Jonter berharap polisi segera melepaskan jeratan hukum bagi iparnya dan memproses laporannya terhadap perusahaan. "Jika memang tak profesional, tak transparan? dan justru menjerat warga tak bersalah, saya akan laporkan kasus ini hingga ke Presiden," ancamnya.

Lebih lanjut, Jonter mengaku, pada 18 Maret 2016 Ialu, Ia telah mengirimkan surat ke Kapolda Riau perihal permohonan perlindungan dan kepastian hukum. Namun, hingga kini belum ada respon. Selain itu, Ia juga telah melaporkan penyidik Satreskrim Polres Kampar ke Bid Propam Polda Riau.

Dari informasi yang dihimpun, kasus ini bermula pada Sabtu (23/1) sekitar pukul 08.00 WIB, Ibu kandung Jonter, Rasmi (68), Iparnya, Rudy Siagian (29) dan Saudara Angkatnya, Kabul (27) diduga dianiaya oleh 4 orang oknum sekuriti PT SBAL dan seorang anggota TNI. Mereka dituduh mencuri sawit di lahan yang bukan dalam kawasan HGU PT SBAL di Desa Kota Garo Kecamatan Tapung Hilir Kabupaten Kampar.

Rasmi ditinggalkan di areal kebun, Rudy dan Kabul diseret ke mess PT SBAL lalu diduga dianiaya. Sekitar 7 jam kemudian?, keduanya bersama mobil pick up milik istri Rudy yang berisi 200 kilogram sawit dan 2 tandan sawit, dibawa ke Mapolres Kampar di Bangkinang. Keduanya dilaporkan mencuri sawit perusahaan asing asal Malaysia grup Kuala Lumpung Kepong (KLK) itu dan oleh Polres Kampar ditetapkan sebagai tersangka dalam berkas kasus yang sama.

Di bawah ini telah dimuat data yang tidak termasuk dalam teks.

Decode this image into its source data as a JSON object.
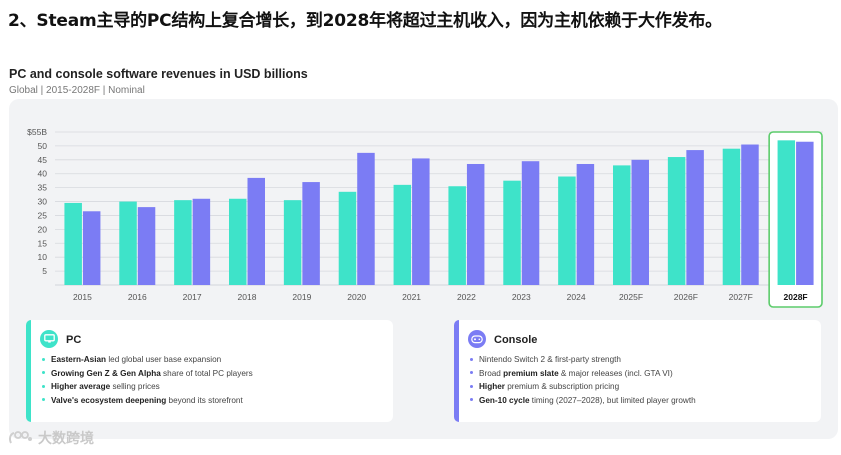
{
  "headline": "2、Steam主导的PC结构上复合增长，到2028年将超过主机收入，因为主机依赖于大作发布。",
  "chart": {
    "title": "PC and console software revenues in USD billions",
    "subtitle": "Global | 2015-2028F | Nominal"
  },
  "colors": {
    "pc": "#3ee3c9",
    "console": "#7b7cf4",
    "highlight": "#5ccc6b"
  },
  "chart_data": {
    "type": "bar",
    "categories": [
      "2015",
      "2016",
      "2017",
      "2018",
      "2019",
      "2020",
      "2021",
      "2022",
      "2023",
      "2024",
      "2025F",
      "2026F",
      "2027F",
      "2028F"
    ],
    "series": [
      {
        "name": "PC",
        "values": [
          29.5,
          30,
          30.5,
          31,
          30.5,
          33.5,
          36,
          35.5,
          37.5,
          39,
          43,
          46,
          49,
          52
        ]
      },
      {
        "name": "Console",
        "values": [
          26.5,
          28,
          31,
          38.5,
          37,
          47.5,
          45.5,
          43.5,
          44.5,
          43.5,
          45,
          48.5,
          50.5,
          51.5
        ]
      }
    ],
    "y_ticks": [
      "5",
      "10",
      "15",
      "20",
      "25",
      "30",
      "35",
      "40",
      "45",
      "50",
      "$55B"
    ],
    "ylim": [
      0,
      55
    ],
    "highlight_category": "2028F",
    "grid": true
  },
  "cards": {
    "pc": {
      "title": "PC",
      "icon": "pc-monitor-icon",
      "bullets": [
        {
          "bold": "Eastern-Asian",
          "rest": " led global user base expansion"
        },
        {
          "bold": "Growing Gen Z & Gen Alpha",
          "rest": " share of  total PC players"
        },
        {
          "bold": "Higher average",
          "rest": " selling prices"
        },
        {
          "bold": "Valve's ecosystem deepening",
          "rest": " beyond its storefront"
        }
      ]
    },
    "console": {
      "title": "Console",
      "icon": "gamepad-icon",
      "bullets": [
        {
          "bold": "",
          "rest": "Nintendo Switch 2 &  first-party strength"
        },
        {
          "bold": "",
          "rest": "Broad ",
          "bold2": "premium slate",
          "rest2": " & major releases (incl. GTA VI)"
        },
        {
          "bold": "Higher",
          "rest": " premium &  subscription pricing"
        },
        {
          "bold": "Gen-10 cycle",
          "rest": " timing (2027–2028), but limited player growth"
        }
      ]
    }
  },
  "watermark": "大数跨境"
}
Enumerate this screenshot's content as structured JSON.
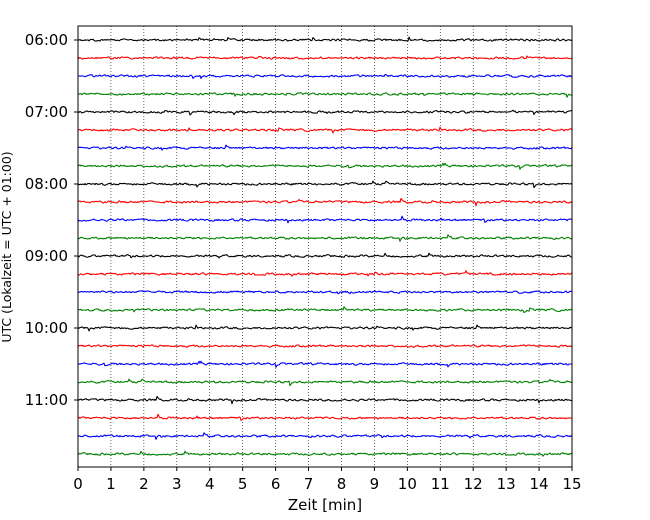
{
  "chart_data": {
    "type": "line",
    "title": "",
    "xlabel": "Zeit  [min]",
    "ylabel": "UTC (Lokalzeit = UTC + 01:00)",
    "xlim": [
      0,
      15
    ],
    "x_ticks": [
      0,
      1,
      2,
      3,
      4,
      5,
      6,
      7,
      8,
      9,
      10,
      11,
      12,
      13,
      14,
      15
    ],
    "x_tick_labels": [
      "0",
      "1",
      "2",
      "3",
      "4",
      "5",
      "6",
      "7",
      "8",
      "9",
      "10",
      "11",
      "12",
      "13",
      "14",
      "15"
    ],
    "y_tick_labels": [
      "06:00",
      "07:00",
      "08:00",
      "09:00",
      "10:00",
      "11:00"
    ],
    "grid": "vertical dotted lines at x ticks",
    "legend": "none",
    "trace_interval_minutes": 15,
    "trace_start_times": [
      "06:00",
      "06:15",
      "06:30",
      "06:45",
      "07:00",
      "07:15",
      "07:30",
      "07:45",
      "08:00",
      "08:15",
      "08:30",
      "08:45",
      "09:00",
      "09:15",
      "09:30",
      "09:45",
      "10:00",
      "10:15",
      "10:30",
      "10:45",
      "11:00",
      "11:15",
      "11:30",
      "11:45"
    ],
    "trace_color_cycle": [
      "#000000",
      "#ff0000",
      "#0000ff",
      "#008000"
    ]
  }
}
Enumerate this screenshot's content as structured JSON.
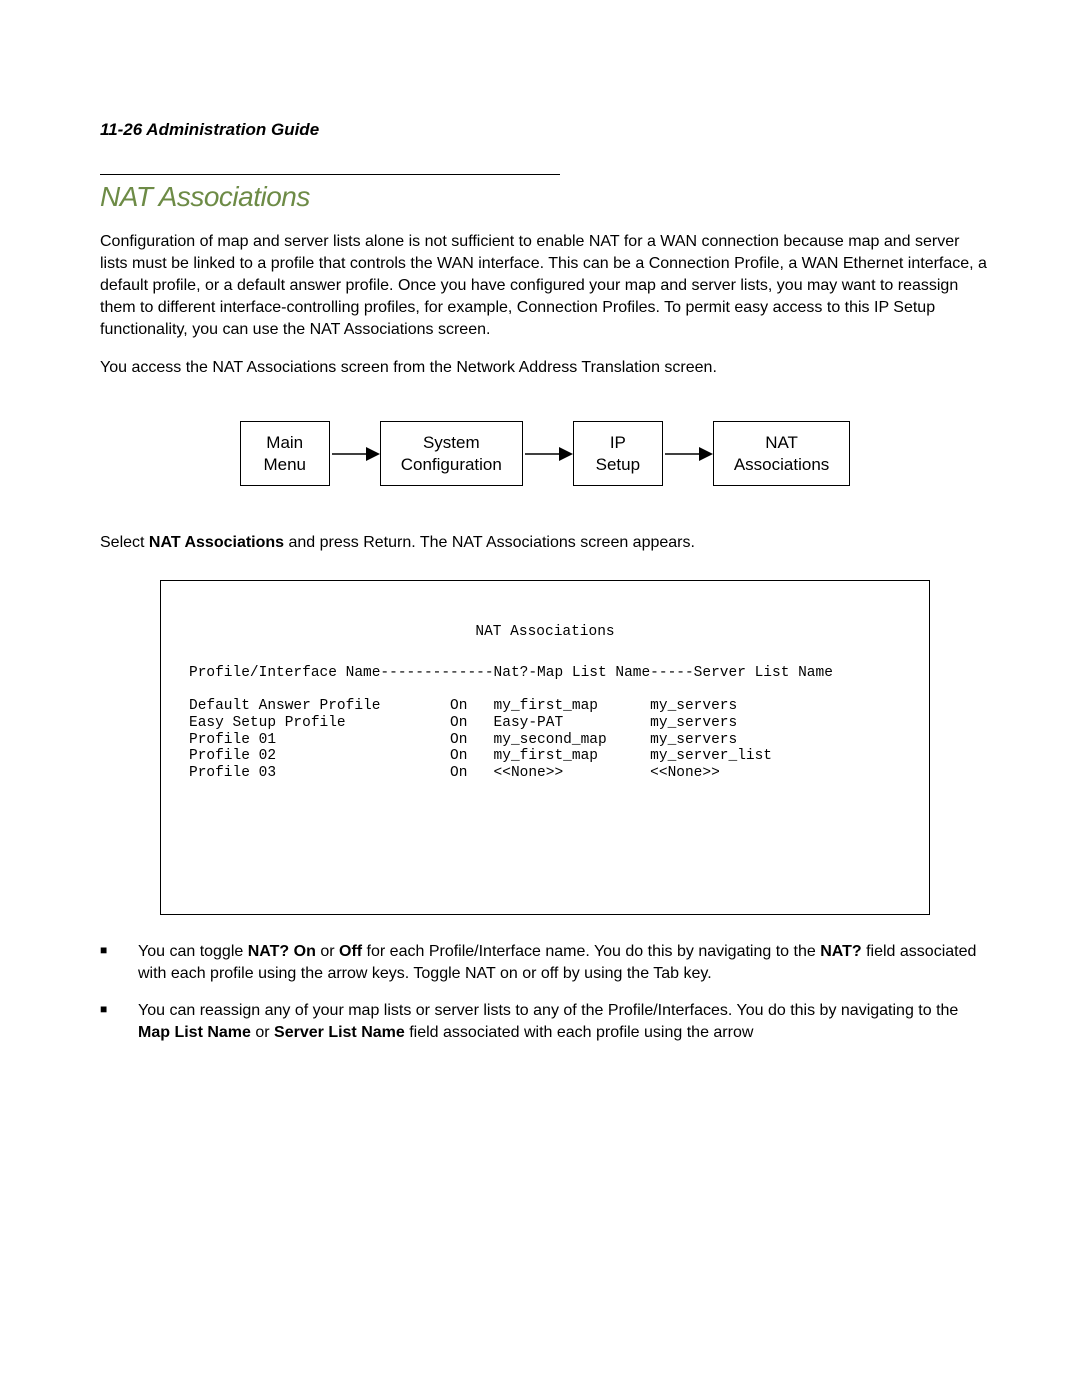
{
  "header": "11-26  Administration Guide",
  "section_title": "NAT Associations",
  "section_title_color": "#6d8b46",
  "intro_para": "Configuration of map and server lists alone is not sufficient to enable NAT for a WAN connection because map and server lists must be linked to a profile that controls the WAN interface. This can be a Connection Profile, a WAN Ethernet interface, a default profile, or a default answer profile. Once you have configured your map and server lists, you may want to reassign them to different interface-controlling profiles, for example, Connection Profiles. To permit easy access to this IP Setup functionality, you can use the NAT Associations screen.",
  "access_para": "You access the NAT Associations screen from the Network Address Translation screen.",
  "flow": {
    "box1_line1": "Main",
    "box1_line2": "Menu",
    "box2_line1": "System",
    "box2_line2": "Configuration",
    "box3_line1": "IP",
    "box3_line2": "Setup",
    "box4_line1": "NAT",
    "box4_line2": "Associations"
  },
  "instruction_pre": "Select ",
  "instruction_bold": "NAT Associations",
  "instruction_post": " and press Return. The NAT Associations screen appears.",
  "terminal": {
    "title": "NAT Associations",
    "header_line": "Profile/Interface Name-------------Nat?-Map List Name-----Server List Name",
    "rows": [
      {
        "name": "Default Answer Profile",
        "nat": "On",
        "map": "my_first_map",
        "srv": "my_servers"
      },
      {
        "name": "Easy Setup Profile",
        "nat": "On",
        "map": "Easy-PAT",
        "srv": "my_servers"
      },
      {
        "name": "Profile 01",
        "nat": "On",
        "map": "my_second_map",
        "srv": "my_servers"
      },
      {
        "name": "Profile 02",
        "nat": "On",
        "map": "my_first_map",
        "srv": "my_server_list"
      },
      {
        "name": "Profile 03",
        "nat": "On",
        "map": "<<None>>",
        "srv": "<<None>>"
      }
    ],
    "col_widths": {
      "name": 30,
      "nat": 5,
      "map": 18
    }
  },
  "bullets": [
    {
      "parts": [
        {
          "t": "You can toggle ",
          "b": false
        },
        {
          "t": "NAT? On",
          "b": true
        },
        {
          "t": " or ",
          "b": false
        },
        {
          "t": "Off",
          "b": true
        },
        {
          "t": " for each Profile/Interface name. You do this by navigating to the ",
          "b": false
        },
        {
          "t": "NAT?",
          "b": true
        },
        {
          "t": " field associated with each profile using the arrow keys. Toggle NAT on or off by using the Tab key.",
          "b": false
        }
      ]
    },
    {
      "parts": [
        {
          "t": "You can reassign any of your map lists or server lists to any of the Profile/Interfaces. You do this by navigating to the ",
          "b": false
        },
        {
          "t": "Map List Name",
          "b": true
        },
        {
          "t": " or ",
          "b": false
        },
        {
          "t": "Server List Name",
          "b": true
        },
        {
          "t": " field associated with each profile using the arrow",
          "b": false
        }
      ]
    }
  ]
}
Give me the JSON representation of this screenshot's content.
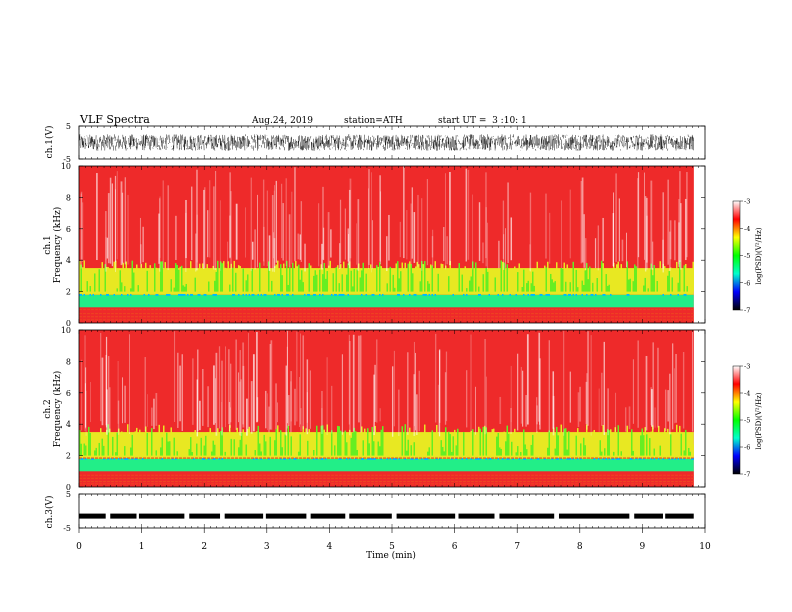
{
  "header": {
    "title": "VLF Spectra",
    "date": "Aug.24, 2019",
    "station": "station=ATH",
    "start": "start UT =  3 :10: 1"
  },
  "colors": {
    "spectrogram_background": "#ee2a2a",
    "colormap": [
      "#000000",
      "#0000ff",
      "#00ffcc",
      "#00ff00",
      "#ffff00",
      "#ff0000",
      "#ffffff"
    ],
    "waveform": "#000000"
  },
  "chart_data": [
    {
      "type": "line",
      "panel": "ch1-waveform",
      "ylabel": "ch.1(V)",
      "ylim": [
        -5,
        5
      ],
      "yticks": [
        "5",
        "-5"
      ],
      "xlim": [
        0,
        10
      ],
      "description_values": {
        "amplitude_range": [
          -2.5,
          2.5
        ]
      }
    },
    {
      "type": "heatmap",
      "panel": "ch1-spectrogram",
      "ylabel_line1": "ch.1",
      "ylabel_line2": "Frequency (kHz)",
      "ylim": [
        0,
        10
      ],
      "yticks": [
        "0",
        "2",
        "4",
        "6",
        "8",
        "10"
      ],
      "xlim": [
        0,
        10
      ],
      "colorbar": {
        "label": "log(PSD)(V²/Hz)",
        "range": [
          -7,
          -3
        ],
        "ticks": [
          "-3",
          "-4",
          "-5",
          "-6",
          "-7"
        ]
      },
      "bands": [
        {
          "from_khz": 0,
          "to_khz": 1,
          "level": -4.2
        },
        {
          "from_khz": 1,
          "to_khz": 1.8,
          "level": -5.2
        },
        {
          "from_khz": 1.8,
          "to_khz": 3.5,
          "level": -4.5
        },
        {
          "from_khz": 3.5,
          "to_khz": 10,
          "level": -3.9
        }
      ]
    },
    {
      "type": "heatmap",
      "panel": "ch2-spectrogram",
      "ylabel_line1": "ch.2",
      "ylabel_line2": "Frequency (kHz)",
      "ylim": [
        0,
        10
      ],
      "yticks": [
        "0",
        "2",
        "4",
        "6",
        "8",
        "10"
      ],
      "xlim": [
        0,
        10
      ],
      "colorbar": {
        "label": "log(PSD)(V²/Hz)",
        "range": [
          -7,
          -3
        ],
        "ticks": [
          "-3",
          "-4",
          "-5",
          "-6",
          "-7"
        ]
      },
      "bands": [
        {
          "from_khz": 0,
          "to_khz": 1,
          "level": -4.2
        },
        {
          "from_khz": 1,
          "to_khz": 1.8,
          "level": -5.2
        },
        {
          "from_khz": 1.8,
          "to_khz": 3.5,
          "level": -4.5
        },
        {
          "from_khz": 3.5,
          "to_khz": 10,
          "level": -3.9
        }
      ]
    },
    {
      "type": "line",
      "panel": "ch3-waveform",
      "ylabel": "ch.3(V)",
      "ylim": [
        -5,
        5
      ],
      "yticks": [
        "5",
        "-5"
      ],
      "xlim": [
        0,
        10
      ],
      "description_values": {
        "level": -1.5
      }
    }
  ],
  "xaxis": {
    "label": "Time (min)",
    "ticks": [
      "0",
      "1",
      "2",
      "3",
      "4",
      "5",
      "6",
      "7",
      "8",
      "9",
      "10"
    ],
    "data_end": 9.82
  }
}
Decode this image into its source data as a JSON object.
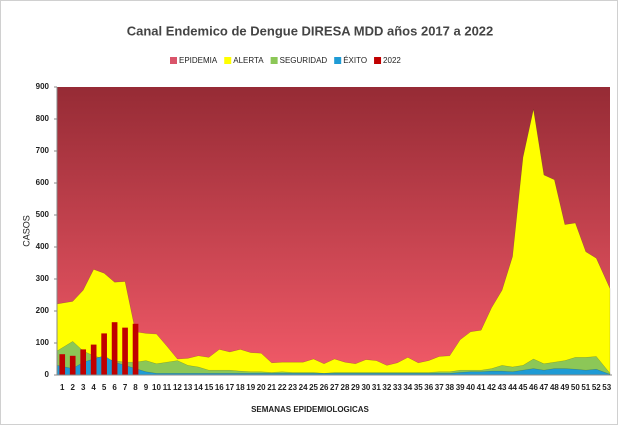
{
  "chart_data": {
    "type": "area",
    "title": "Canal Endemico de Dengue DIRESA MDD años 2017 a 2022",
    "x_label": "SEMANAS EPIDEMIOLOGICAS",
    "y_label": "CASOS",
    "categories": [
      "1",
      "2",
      "3",
      "4",
      "5",
      "6",
      "7",
      "8",
      "9",
      "10",
      "11",
      "12",
      "13",
      "14",
      "15",
      "16",
      "17",
      "18",
      "19",
      "20",
      "21",
      "22",
      "23",
      "24",
      "25",
      "26",
      "27",
      "28",
      "29",
      "30",
      "31",
      "32",
      "33",
      "34",
      "35",
      "36",
      "37",
      "38",
      "39",
      "40",
      "41",
      "42",
      "43",
      "44",
      "45",
      "46",
      "47",
      "48",
      "49",
      "50",
      "51",
      "52",
      "53"
    ],
    "ylim": [
      0,
      900
    ],
    "yticks": [
      0,
      100,
      200,
      300,
      400,
      500,
      600,
      700,
      800,
      900
    ],
    "series": [
      {
        "name": "EPIDEMIA",
        "color": "#e8505e",
        "values": [
          900,
          900,
          900,
          900,
          900,
          900,
          900,
          900,
          900,
          900,
          900,
          900,
          900,
          900,
          900,
          900,
          900,
          900,
          900,
          900,
          900,
          900,
          900,
          900,
          900,
          900,
          900,
          900,
          900,
          900,
          900,
          900,
          900,
          900,
          900,
          900,
          900,
          900,
          900,
          900,
          900,
          900,
          900,
          900,
          900,
          900,
          900,
          900,
          900,
          900,
          900,
          900,
          900
        ]
      },
      {
        "name": "ALERTA",
        "color": "#ffff00",
        "values": [
          222,
          230,
          265,
          330,
          318,
          290,
          292,
          135,
          130,
          128,
          90,
          50,
          52,
          60,
          55,
          80,
          72,
          80,
          70,
          68,
          38,
          40,
          40,
          40,
          50,
          35,
          50,
          40,
          35,
          48,
          45,
          30,
          38,
          55,
          38,
          45,
          58,
          60,
          110,
          135,
          140,
          210,
          265,
          370,
          680,
          830,
          625,
          610,
          470,
          475,
          385,
          365,
          270
        ]
      },
      {
        "name": "SEGURIDAD",
        "color": "#8cc757",
        "values": [
          75,
          105,
          75,
          60,
          50,
          45,
          40,
          40,
          45,
          35,
          40,
          45,
          30,
          25,
          15,
          15,
          15,
          12,
          10,
          10,
          8,
          10,
          8,
          8,
          8,
          5,
          8,
          8,
          8,
          8,
          8,
          8,
          8,
          8,
          8,
          8,
          10,
          10,
          15,
          15,
          15,
          20,
          30,
          25,
          30,
          50,
          35,
          40,
          45,
          55,
          55,
          58,
          5
        ]
      },
      {
        "name": "ÉXITO",
        "color": "#1f9bd5",
        "values": [
          30,
          20,
          40,
          50,
          60,
          40,
          30,
          20,
          10,
          5,
          5,
          5,
          5,
          5,
          5,
          5,
          5,
          5,
          5,
          5,
          5,
          5,
          5,
          5,
          5,
          5,
          5,
          5,
          5,
          5,
          5,
          5,
          5,
          5,
          5,
          5,
          5,
          5,
          8,
          10,
          10,
          12,
          12,
          10,
          15,
          20,
          15,
          20,
          20,
          18,
          15,
          18,
          2
        ]
      },
      {
        "name": "2022",
        "color": "#c00000",
        "type": "bar",
        "values": [
          65,
          60,
          80,
          95,
          130,
          165,
          148,
          160,
          null,
          null,
          null,
          null,
          null,
          null,
          null,
          null,
          null,
          null,
          null,
          null,
          null,
          null,
          null,
          null,
          null,
          null,
          null,
          null,
          null,
          null,
          null,
          null,
          null,
          null,
          null,
          null,
          null,
          null,
          null,
          null,
          null,
          null,
          null,
          null,
          null,
          null,
          null,
          null,
          null,
          null,
          null,
          null,
          null
        ]
      }
    ]
  }
}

Anehnya, dalam tindak pidana ringan (tipiring) itu,cuma Kabul sendiri yang disidangkan. Sedangkan Rudy sendiri, menurut Polres Kampar, akan diproses berbeda hanya gara-gara punya rekam jejak pernah dihukum penjara. Padahal, lokasi kejadian dan berkas kasusnya sama dengan Kabul.

Dalam sidang Kabul pada Selasa (15/3) lalu, Majelis Hakim sendiri sempat bingung. Pasalnya, ?dalam BAP, Kabul dibuat mengaku mencuri sawit untuk mendapatkan uang sebagai persembahan saat ibadah kebaktian di gereja. Padahal, Kabul sendiri beragama Islam.

Ternyata, dalam fakta persidangan terungkap bahwa Kabul adalah penderita tuna aksara alias buta huruf. Tanpa pikir panjang, Hakim pun membebaskan Kabul dari tuduhan mencuri.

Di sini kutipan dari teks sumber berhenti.